For centuries, humans have used science to explain their world. From the principles that suspend the planets in orbit to the relational pull of predator and prey, we turn to science to both examine and rationalize the experience of life. But does our reliance on science have a limit, particularly in medicine, where the “why” of disease can often escape scientific explanation?
For example, historically, medicine has poorly understood why one person gets sick and another doesn’t, particularly for complicated illnesses like cancer, diabetes, or heart disease, where multiple factors contribute to risk. Similarly, it’s been difficult to pinpoint why one medication works well for one person but not another.
And in the case of social determinants of health, medicine has yet to chart the physiology of disadvantage. That means, while we know poor people tend to be sicker, we don’t fully understand how poverty and discrimination manifest physiologically to produce disease; although there are exciting theories about stress hormones and organ function.
And so the why has evaded us, until now.
In January 2015, President Obama invested $215 million in a national Precision Medicine Initiative to use what science knows about the human genome to personalize the way doctors diagnose and treat disease.
The idea is that by using a wide range of biomedical information — including molecular, genomic, cellular, clinical, behavioral, physiological, and environmental parameters, physicians and scientists will have new tools to understand disease and determine the treatments that work best for each individual’s illness and DNA.
With such a sizable investment from the Obama administration and the partnership of trusted institutions in the scientific community including the National Institutes of Health (NIH), National Cancer Institute, and the Food and Drug Administration, this Precision Medicine Initiative promises to improve the diagnostic strength and treatment success of modern medicine. The significance of that promise cannot be underestimated.
But as we turn to science to answer the elusive why, we have to be mindful of where science has failed in the past. This is to set reasonable expectations but also to avoid repeating past mistakes. So as we move forward, here are 2 things to keep in mind.
First, as we narrow our focus from the population to the individual, it may be easy to overlook the way certain diseases are disproportionately prevalent in certain communities.

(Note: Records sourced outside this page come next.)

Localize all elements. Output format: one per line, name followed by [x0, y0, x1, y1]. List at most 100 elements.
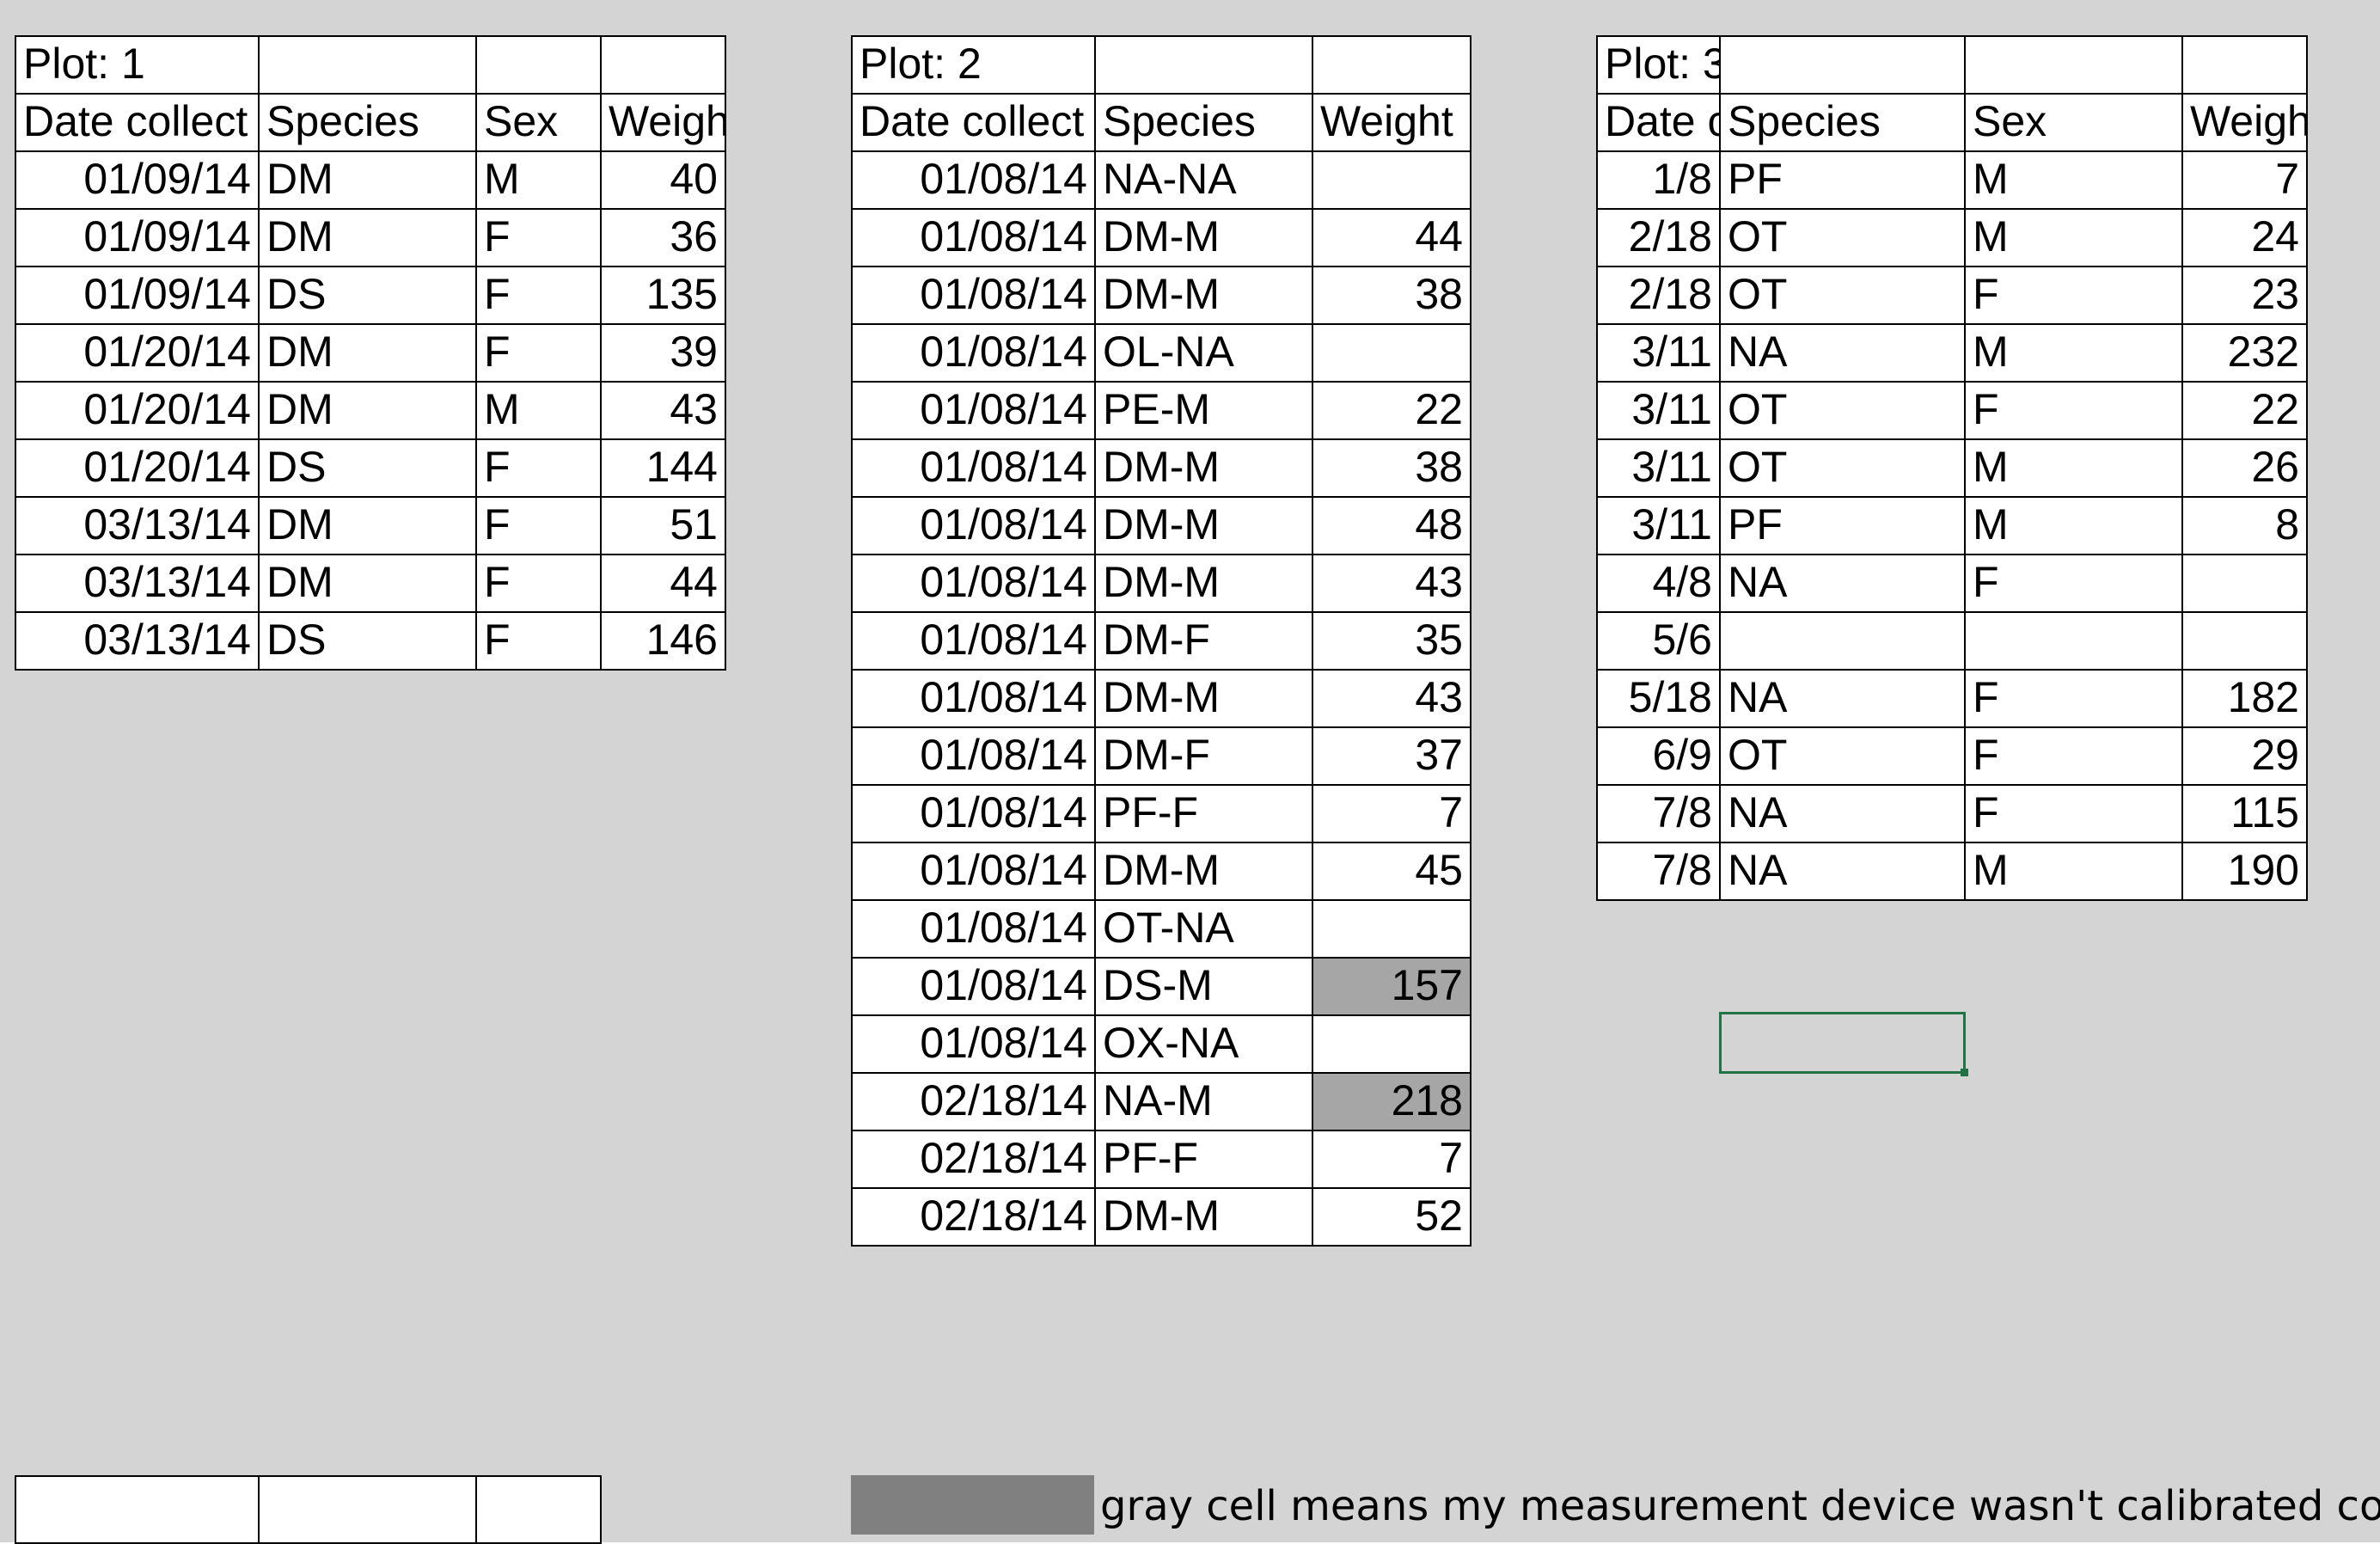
table-cell[interactable]: 135: [600, 266, 726, 325]
table-cell[interactable]: 7: [1312, 1130, 1471, 1189]
empty-cell[interactable]: [2181, 35, 2308, 95]
table-cell[interactable]: DM-M: [1094, 842, 1313, 901]
table-cell[interactable]: M: [1964, 842, 2183, 901]
table-cell[interactable]: F: [1964, 726, 2183, 786]
table-cell[interactable]: DM: [258, 381, 477, 440]
table-cell[interactable]: [1312, 323, 1471, 383]
table-cell[interactable]: NA: [1719, 323, 1966, 383]
table-cell[interactable]: M: [475, 381, 602, 440]
table-cell[interactable]: [1312, 899, 1471, 959]
table-cell[interactable]: 51: [600, 496, 726, 555]
table-cell[interactable]: [1719, 611, 1966, 671]
table-cell[interactable]: 22: [2181, 381, 2308, 440]
table-cell[interactable]: PF: [1719, 496, 1966, 555]
table-cell[interactable]: DM: [258, 208, 477, 267]
table-cell[interactable]: PF: [1719, 150, 1966, 210]
table-cell[interactable]: OT: [1719, 381, 1966, 440]
table-cell[interactable]: 43: [1312, 669, 1471, 728]
plot-title[interactable]: Plot: 3: [1596, 35, 1721, 95]
table-cell[interactable]: DM-M: [1094, 208, 1313, 267]
table-cell[interactable]: 2/18: [1596, 208, 1721, 267]
table-cell[interactable]: 3/11: [1596, 496, 1721, 555]
table-cell[interactable]: 146: [600, 611, 726, 671]
table-cell[interactable]: DM: [258, 150, 477, 210]
table-cell[interactable]: 39: [600, 323, 726, 383]
empty-cell[interactable]: [1312, 35, 1471, 95]
table-cell[interactable]: 02/18/14: [851, 1187, 1096, 1247]
table-cell[interactable]: 3/11: [1596, 381, 1721, 440]
column-header[interactable]: Weight: [1312, 93, 1471, 152]
table-cell[interactable]: 01/08/14: [851, 381, 1096, 440]
table-cell[interactable]: DS: [258, 438, 477, 498]
table-cell[interactable]: 01/20/14: [15, 381, 260, 440]
table-cell[interactable]: DM-F: [1094, 726, 1313, 786]
column-header[interactable]: Species: [258, 93, 477, 152]
table-cell[interactable]: 3/11: [1596, 323, 1721, 383]
table-cell[interactable]: 43: [1312, 554, 1471, 613]
table-cell[interactable]: 5/6: [1596, 611, 1721, 671]
table-cell[interactable]: NA: [1719, 842, 1966, 901]
table-cell[interactable]: 36: [600, 208, 726, 267]
table-cell[interactable]: DM-M: [1094, 266, 1313, 325]
table-cell[interactable]: 52: [1312, 1187, 1471, 1247]
empty-cell[interactable]: [1964, 35, 2183, 95]
table-cell[interactable]: [2181, 554, 2308, 613]
table-cell[interactable]: F: [475, 323, 602, 383]
table-cell[interactable]: 03/13/14: [15, 554, 260, 613]
column-header[interactable]: Date collect: [851, 93, 1096, 152]
table-cell[interactable]: 44: [1312, 208, 1471, 267]
table-cell[interactable]: F: [475, 266, 602, 325]
table-cell[interactable]: 01/08/14: [851, 726, 1096, 786]
table-cell[interactable]: 7: [2181, 150, 2308, 210]
table-cell[interactable]: M: [475, 150, 602, 210]
table-cell[interactable]: OL-NA: [1094, 323, 1313, 383]
column-header[interactable]: Species: [1094, 93, 1313, 152]
table-cell[interactable]: 01/08/14: [851, 1014, 1096, 1074]
table-cell[interactable]: NA: [1719, 554, 1966, 613]
table-cell[interactable]: 44: [600, 554, 726, 613]
table-cell[interactable]: 144: [600, 438, 726, 498]
table-cell[interactable]: 45: [1312, 842, 1471, 901]
table-cell[interactable]: 02/18/14: [851, 1130, 1096, 1189]
empty-cell[interactable]: [15, 1475, 260, 1544]
table-cell[interactable]: PF-F: [1094, 1130, 1313, 1189]
table-cell[interactable]: 40: [600, 150, 726, 210]
table-cell[interactable]: DM: [258, 554, 477, 613]
table-cell[interactable]: 01/08/14: [851, 496, 1096, 555]
table-cell[interactable]: 01/08/14: [851, 957, 1096, 1016]
table-cell[interactable]: 5/18: [1596, 669, 1721, 728]
fill-handle[interactable]: [1961, 1069, 1968, 1076]
table-cell[interactable]: 4/8: [1596, 554, 1721, 613]
table-cell[interactable]: 7/8: [1596, 784, 1721, 843]
table-cell[interactable]: 38: [1312, 438, 1471, 498]
table-cell[interactable]: NA: [1719, 669, 1966, 728]
table-cell[interactable]: DM-M: [1094, 1187, 1313, 1247]
table-cell[interactable]: F: [1964, 784, 2183, 843]
table-cell[interactable]: F: [475, 611, 602, 671]
table-cell[interactable]: F: [1964, 669, 2183, 728]
column-header[interactable]: Date collect: [15, 93, 260, 152]
table-cell[interactable]: NA: [1719, 784, 1966, 843]
table-cell[interactable]: DM-M: [1094, 669, 1313, 728]
table-cell[interactable]: 23: [2181, 266, 2308, 325]
table-cell[interactable]: 01/20/14: [15, 438, 260, 498]
column-header[interactable]: Weight: [600, 93, 726, 152]
table-cell[interactable]: OT-NA: [1094, 899, 1313, 959]
table-cell[interactable]: OT: [1719, 266, 1966, 325]
table-cell[interactable]: F: [475, 208, 602, 267]
table-cell[interactable]: M: [1964, 496, 2183, 555]
table-cell[interactable]: 190: [2181, 842, 2308, 901]
table-cell[interactable]: 35: [1312, 611, 1471, 671]
table-cell[interactable]: 01/08/14: [851, 438, 1096, 498]
table-cell[interactable]: 01/08/14: [851, 669, 1096, 728]
table-cell[interactable]: F: [475, 438, 602, 498]
table-cell[interactable]: DM-M: [1094, 554, 1313, 613]
column-header[interactable]: Sex: [1964, 93, 2183, 152]
table-cell[interactable]: [1964, 611, 2183, 671]
plot-title[interactable]: Plot: 1: [15, 35, 260, 95]
table-cell[interactable]: DS: [258, 611, 477, 671]
table-cell[interactable]: 01/08/14: [851, 554, 1096, 613]
table-cell[interactable]: 157: [1312, 957, 1471, 1016]
table-cell[interactable]: [1312, 1014, 1471, 1074]
empty-cell[interactable]: [1094, 35, 1313, 95]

If we then, limit our evaluation to the individual, their DNA, and their illness, we may miss the aggregate data that compels us to also investigate disease at the community level, where local resources and public policy may profoundly shape disease patterns and prevalence. Which is to say, while some disease is best explained from the lens of a microscope, other disease is best appreciated with a panoramic view of the environmental conditions in which that disease persists.
Second, to capture enough data to understand the human genome, the NIH and its collaborators are aiming to enroll 1 million American volunteers in the Precision Medicine research cohort. But a study published in 2014 found that non-whites account for less than 5% of clinical trial participants. More specifically, of the 10,000 clinical trials reviewed in that data, only 150, or less than 2%, focused on a racial or ethnic minority population.
So, if the Precision Medicine cohort is anything like the clinical trial cohorts from the past, women, minorities, and the elderly may be underrepresented; not to mention undocumented “non-Americans” who are generally excluded from scientific research. That means, while some patients will receive care uniquely tailored to them, women, minorities, the elderly, and the undocumented, may get care that was studied, tested, and developed, mostly for young white men. So as we endeavor to improve our understanding of human biology and disease, we have to make demonstrated efforts to enroll those science has historically forgotten.
Probing the human genome for the answers to medicine’s greatest questions will almost certainly lead to innovations and improvements in the health of our population. But as with most innovations, without careful and thoughtful execution, the impact may be limited. In Precision Medicine, we risk continued exclusion of certain populations from the benefits of science. This is when science fails, when it is unable to capture the breadth and meaning of the human experience. So if Precision Medicine does not couple its inquiry into DNA and disease with an equally rigorous examination of the biologic imprint of social stress, poverty, and discrimination, we may be no why-ser, than when we started.